One very efficient way to solve Stokes equation with periodic boundary conditions

$$-\eta \nabla^{2} \bf{v} + \nabla p = f \\ \nabla \cdot \bf{v} = 0$$

is using the transverse projection operator (in Fourier space)

$$\tilde{\bf{v}} = \frac{1}{\eta \bf{k}^2} \left (\bf{I} - \frac{k k}{\left | k \right |^2} \right ) \cdot \tilde{\bf{f}}$$

I believe a similar principle is behind the fractional step (i.e. splitting or projection operator) techniques for solving the Navier-Stokes equation (e.g. doi: 10.1016/0021-9991(89)90151-4).

Can we use a similar trick to help us out when the viscosity is not a constant function of space? In other words, what if our Stokes equation looks like this,

$$- \nabla \cdot \left (\eta(\bf{r}) \nabla \bf{v} \right ) + \nabla p = \bf{f} \\ \nabla \cdot \bf{v} = 0$$

Is there an efficient (non-iterative) method to solve such a system of equations?

• Do you solve this problem, my friend. I need to solve the same problem, if you already solved it, please let me know. Thank you so much. Oct 8, 2018 at 20:49
• @LULI I wasn't able to find a non-iterative way, but we found a very efficient way to iterate. We ended up using a fixed point method, and then accelerating the convergence using Anderson acceleration and a first-order continuation method. We could usually converge in 20 steps or less. For our purposes, this was sufficient and we were able to resolve viscosity contrasts of at least 4 orders of magnitude in our simulations. There are more details in a paper we recently published here: dx.doi.org/10.1039/C6SM02839J and maybe some more in the SI here: dx.doi.org/10.1021/acsmacrolett.8b00012.
– Doug
Oct 10, 2018 at 5:19

My suspicion is that there isn't a good non-iterative way to do it since the linear operator isn't diagonal in Fourier space. However, it is possible to solve equations like these without total disaster by iterating, since you can choose fairly large iterative steps if you use semi-implicit methods. To do this, you have to break up the variable viscosity term into two pieces. Here's a paper that does this for a Cahn-Hilliard problem with a variable mobility - the theory is the same: http://journals.aps.org/pre/abstract/10.1103/PhysRevE.60.3564

• P.S. - I was at Santa Barbara a while. Are you working in Math or Chemistry?
– AJK
Jan 14, 2015 at 22:51
• Thanks for your answer. I'm actually working on a problem similar to the Cahn-Hilliard equation, and I think you are right that breaking up the viscosity and iterating will work. I'm currently testing it. If it works, I'll write up a more precise answer. (As for my location: I'm at the MRL.)
– Doug
Jan 16, 2015 at 1:05

I would think that multigrid-preconditioned iterative methods would be most competitive. See, for instance, Parallel scalable adjoint-based adaptive solution of variable-viscosity Stokes flow problems, Burstedde, et al., CMAME, 2009 and Efficient variable-coefficient finite-volume Stokes solvers, Cai, et al., Communications in Computational Physics, 2014 for a few examples, along with some references. Both approaches are highly scalable, but FEM approaches seem to have more literature associated with effectively preconditioned solvers than FVM approaches.

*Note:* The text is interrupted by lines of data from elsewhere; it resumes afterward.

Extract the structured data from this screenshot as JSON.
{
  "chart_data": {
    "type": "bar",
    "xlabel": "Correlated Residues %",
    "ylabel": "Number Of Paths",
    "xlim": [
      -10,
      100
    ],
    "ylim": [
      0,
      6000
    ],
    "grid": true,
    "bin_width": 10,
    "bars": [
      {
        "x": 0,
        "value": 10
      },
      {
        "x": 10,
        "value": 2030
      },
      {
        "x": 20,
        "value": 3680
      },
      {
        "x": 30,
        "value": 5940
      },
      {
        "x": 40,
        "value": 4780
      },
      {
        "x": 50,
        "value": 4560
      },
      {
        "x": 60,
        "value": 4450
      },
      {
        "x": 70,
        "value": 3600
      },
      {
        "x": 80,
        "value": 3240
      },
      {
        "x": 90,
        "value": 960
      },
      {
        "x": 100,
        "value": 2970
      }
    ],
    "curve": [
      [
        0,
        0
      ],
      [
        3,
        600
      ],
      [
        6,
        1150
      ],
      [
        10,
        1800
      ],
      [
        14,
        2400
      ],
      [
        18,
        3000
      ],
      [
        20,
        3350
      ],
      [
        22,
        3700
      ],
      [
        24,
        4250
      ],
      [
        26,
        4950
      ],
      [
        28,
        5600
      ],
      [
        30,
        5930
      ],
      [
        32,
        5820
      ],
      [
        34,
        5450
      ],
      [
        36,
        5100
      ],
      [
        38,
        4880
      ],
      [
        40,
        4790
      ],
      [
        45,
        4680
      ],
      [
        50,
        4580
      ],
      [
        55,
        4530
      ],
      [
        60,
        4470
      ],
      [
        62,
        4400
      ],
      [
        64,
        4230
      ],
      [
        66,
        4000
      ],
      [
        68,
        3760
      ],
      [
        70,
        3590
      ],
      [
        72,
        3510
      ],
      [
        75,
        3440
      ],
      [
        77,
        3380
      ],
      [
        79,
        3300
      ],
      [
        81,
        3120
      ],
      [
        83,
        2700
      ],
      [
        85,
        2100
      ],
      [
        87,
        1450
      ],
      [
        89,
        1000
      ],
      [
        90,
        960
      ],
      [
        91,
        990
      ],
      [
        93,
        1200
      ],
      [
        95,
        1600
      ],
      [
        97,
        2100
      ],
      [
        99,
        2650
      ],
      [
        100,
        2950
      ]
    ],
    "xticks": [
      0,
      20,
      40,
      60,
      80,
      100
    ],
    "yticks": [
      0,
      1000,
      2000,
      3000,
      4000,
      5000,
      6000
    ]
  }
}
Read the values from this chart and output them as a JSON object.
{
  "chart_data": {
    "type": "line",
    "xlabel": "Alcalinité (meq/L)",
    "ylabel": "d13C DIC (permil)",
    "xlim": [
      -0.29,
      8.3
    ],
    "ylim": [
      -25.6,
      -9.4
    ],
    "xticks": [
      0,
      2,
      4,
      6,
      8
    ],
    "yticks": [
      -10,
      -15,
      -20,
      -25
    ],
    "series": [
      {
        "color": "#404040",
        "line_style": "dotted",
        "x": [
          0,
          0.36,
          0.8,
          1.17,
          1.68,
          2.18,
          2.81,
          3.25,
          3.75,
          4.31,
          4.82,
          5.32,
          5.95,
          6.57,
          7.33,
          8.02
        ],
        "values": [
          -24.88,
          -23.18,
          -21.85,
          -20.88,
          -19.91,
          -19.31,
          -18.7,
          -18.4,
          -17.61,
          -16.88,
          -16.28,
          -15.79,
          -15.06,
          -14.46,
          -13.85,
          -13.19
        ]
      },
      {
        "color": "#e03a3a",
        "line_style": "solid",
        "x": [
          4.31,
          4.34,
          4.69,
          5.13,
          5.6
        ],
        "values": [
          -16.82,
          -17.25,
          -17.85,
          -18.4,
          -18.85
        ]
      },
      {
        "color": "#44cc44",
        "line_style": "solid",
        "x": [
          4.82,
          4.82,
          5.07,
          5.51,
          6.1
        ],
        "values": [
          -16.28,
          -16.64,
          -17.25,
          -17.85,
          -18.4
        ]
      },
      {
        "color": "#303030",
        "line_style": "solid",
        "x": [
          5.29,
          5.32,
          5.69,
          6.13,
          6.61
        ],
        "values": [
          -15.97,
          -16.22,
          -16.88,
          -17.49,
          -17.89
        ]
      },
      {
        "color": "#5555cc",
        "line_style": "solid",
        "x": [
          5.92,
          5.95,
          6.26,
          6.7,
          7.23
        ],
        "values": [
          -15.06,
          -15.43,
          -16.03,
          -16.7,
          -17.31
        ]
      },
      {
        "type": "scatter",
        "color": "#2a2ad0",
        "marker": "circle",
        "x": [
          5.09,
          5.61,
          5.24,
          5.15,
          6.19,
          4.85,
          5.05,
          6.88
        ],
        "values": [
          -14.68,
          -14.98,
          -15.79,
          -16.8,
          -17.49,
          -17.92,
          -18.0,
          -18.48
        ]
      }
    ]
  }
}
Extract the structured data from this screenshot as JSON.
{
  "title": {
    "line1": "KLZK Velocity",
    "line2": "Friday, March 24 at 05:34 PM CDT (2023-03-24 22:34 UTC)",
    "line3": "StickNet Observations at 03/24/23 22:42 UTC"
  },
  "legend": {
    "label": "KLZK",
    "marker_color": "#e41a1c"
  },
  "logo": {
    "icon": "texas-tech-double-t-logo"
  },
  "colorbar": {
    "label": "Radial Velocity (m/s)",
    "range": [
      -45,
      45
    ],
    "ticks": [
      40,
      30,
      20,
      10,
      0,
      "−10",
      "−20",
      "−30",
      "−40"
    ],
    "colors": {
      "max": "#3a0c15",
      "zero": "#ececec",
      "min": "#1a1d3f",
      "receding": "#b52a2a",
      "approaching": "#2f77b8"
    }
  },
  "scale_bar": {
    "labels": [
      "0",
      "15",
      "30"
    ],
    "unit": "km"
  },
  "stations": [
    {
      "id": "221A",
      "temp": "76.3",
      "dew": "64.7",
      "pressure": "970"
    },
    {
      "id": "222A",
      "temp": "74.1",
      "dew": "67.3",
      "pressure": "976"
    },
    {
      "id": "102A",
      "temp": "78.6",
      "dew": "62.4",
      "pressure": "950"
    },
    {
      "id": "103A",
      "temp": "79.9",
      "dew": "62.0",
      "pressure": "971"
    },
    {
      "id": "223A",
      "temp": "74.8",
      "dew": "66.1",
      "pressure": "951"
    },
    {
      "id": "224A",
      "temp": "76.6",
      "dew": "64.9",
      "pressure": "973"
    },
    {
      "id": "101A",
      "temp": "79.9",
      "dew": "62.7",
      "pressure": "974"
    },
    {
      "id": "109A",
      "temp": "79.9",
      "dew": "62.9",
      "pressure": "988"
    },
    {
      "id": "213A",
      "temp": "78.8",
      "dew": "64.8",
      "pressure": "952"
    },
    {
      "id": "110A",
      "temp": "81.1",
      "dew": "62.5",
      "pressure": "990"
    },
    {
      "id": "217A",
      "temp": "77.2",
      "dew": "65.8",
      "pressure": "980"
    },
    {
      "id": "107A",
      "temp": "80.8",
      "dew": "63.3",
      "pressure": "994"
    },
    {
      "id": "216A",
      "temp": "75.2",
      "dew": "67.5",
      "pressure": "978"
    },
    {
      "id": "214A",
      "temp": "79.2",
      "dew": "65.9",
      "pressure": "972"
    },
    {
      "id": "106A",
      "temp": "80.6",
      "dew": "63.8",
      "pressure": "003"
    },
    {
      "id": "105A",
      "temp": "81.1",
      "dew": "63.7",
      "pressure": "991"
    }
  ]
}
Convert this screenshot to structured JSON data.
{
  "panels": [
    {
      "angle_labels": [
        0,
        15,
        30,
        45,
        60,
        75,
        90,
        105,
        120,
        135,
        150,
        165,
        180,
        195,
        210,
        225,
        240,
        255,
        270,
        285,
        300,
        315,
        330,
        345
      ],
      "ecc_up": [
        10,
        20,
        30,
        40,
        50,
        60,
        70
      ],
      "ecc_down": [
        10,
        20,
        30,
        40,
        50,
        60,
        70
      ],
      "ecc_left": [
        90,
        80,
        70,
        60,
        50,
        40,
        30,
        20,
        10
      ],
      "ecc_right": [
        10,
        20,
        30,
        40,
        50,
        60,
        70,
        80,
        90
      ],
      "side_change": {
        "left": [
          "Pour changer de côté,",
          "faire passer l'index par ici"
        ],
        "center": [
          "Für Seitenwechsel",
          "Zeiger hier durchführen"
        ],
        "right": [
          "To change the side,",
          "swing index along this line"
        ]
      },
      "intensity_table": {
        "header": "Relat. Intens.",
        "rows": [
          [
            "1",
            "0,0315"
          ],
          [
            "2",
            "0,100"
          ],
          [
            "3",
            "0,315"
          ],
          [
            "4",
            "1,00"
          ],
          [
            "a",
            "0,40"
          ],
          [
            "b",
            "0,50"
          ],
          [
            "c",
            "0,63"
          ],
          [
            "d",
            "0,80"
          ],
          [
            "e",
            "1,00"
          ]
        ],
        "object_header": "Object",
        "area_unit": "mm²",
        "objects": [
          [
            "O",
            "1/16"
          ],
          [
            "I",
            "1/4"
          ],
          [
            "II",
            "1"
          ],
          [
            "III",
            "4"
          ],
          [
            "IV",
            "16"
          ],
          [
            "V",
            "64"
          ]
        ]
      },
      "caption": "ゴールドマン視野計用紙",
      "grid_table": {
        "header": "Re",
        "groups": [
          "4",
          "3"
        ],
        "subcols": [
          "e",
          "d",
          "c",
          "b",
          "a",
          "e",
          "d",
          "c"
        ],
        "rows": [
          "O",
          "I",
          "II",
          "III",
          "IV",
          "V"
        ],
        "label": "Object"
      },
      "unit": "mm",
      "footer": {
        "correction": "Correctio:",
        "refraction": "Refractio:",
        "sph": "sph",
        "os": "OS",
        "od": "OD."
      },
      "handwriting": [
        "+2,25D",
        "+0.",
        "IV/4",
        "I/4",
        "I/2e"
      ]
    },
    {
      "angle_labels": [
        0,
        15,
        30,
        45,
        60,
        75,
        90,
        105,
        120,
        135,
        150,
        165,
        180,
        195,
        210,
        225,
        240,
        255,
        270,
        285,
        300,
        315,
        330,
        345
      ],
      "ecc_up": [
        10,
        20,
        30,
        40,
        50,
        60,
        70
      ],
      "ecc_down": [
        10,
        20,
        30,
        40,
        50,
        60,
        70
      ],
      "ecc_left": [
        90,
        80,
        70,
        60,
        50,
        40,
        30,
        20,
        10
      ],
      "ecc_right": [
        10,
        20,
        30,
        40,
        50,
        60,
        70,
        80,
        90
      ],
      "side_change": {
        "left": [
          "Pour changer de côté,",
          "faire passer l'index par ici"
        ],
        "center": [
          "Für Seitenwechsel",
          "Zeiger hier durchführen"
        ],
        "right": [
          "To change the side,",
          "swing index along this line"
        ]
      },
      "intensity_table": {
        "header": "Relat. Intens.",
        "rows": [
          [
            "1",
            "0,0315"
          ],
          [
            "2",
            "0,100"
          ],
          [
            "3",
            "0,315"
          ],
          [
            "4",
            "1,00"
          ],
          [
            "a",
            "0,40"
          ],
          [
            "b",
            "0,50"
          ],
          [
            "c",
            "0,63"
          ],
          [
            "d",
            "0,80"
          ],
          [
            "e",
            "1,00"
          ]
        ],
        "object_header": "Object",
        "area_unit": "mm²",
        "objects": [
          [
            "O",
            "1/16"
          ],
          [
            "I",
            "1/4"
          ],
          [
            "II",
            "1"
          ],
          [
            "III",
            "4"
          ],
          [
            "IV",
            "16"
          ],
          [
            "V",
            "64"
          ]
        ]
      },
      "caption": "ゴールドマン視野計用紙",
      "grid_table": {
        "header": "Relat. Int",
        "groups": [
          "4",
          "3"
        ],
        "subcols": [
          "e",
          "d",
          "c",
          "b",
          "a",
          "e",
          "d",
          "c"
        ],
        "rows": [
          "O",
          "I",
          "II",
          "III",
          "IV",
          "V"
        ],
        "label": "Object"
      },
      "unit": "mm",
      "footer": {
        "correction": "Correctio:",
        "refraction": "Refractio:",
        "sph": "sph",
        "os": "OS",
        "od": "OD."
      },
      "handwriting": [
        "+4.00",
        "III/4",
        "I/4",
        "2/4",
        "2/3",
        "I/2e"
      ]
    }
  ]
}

Chapter five of the book Boundary integral and singularity methods for linearized viscous flows (C. Pozrikidis) might be useful. He writes boundary integral equations for stokes flow in terms of the greens functions for homogeneous medium, for the case where one fluid region lies within another. This allows to handle a piece-wise constant viscosity. I don't know if this is useful for the method you are using.

I should mention, the projection in the projection method/fractional-step method in solving the Navier-Stokes equation is completely unrelated to this.

• Could you clarify your comment about how the projection in fractional step methods are unrelated? I was under the impression that such methods use the idea of solving a Poisson equation for the pressure to obtain a divergence-free velocity field. In form it is different, but isn't the principle the same?
– Doug
Jan 12, 2015 at 18:54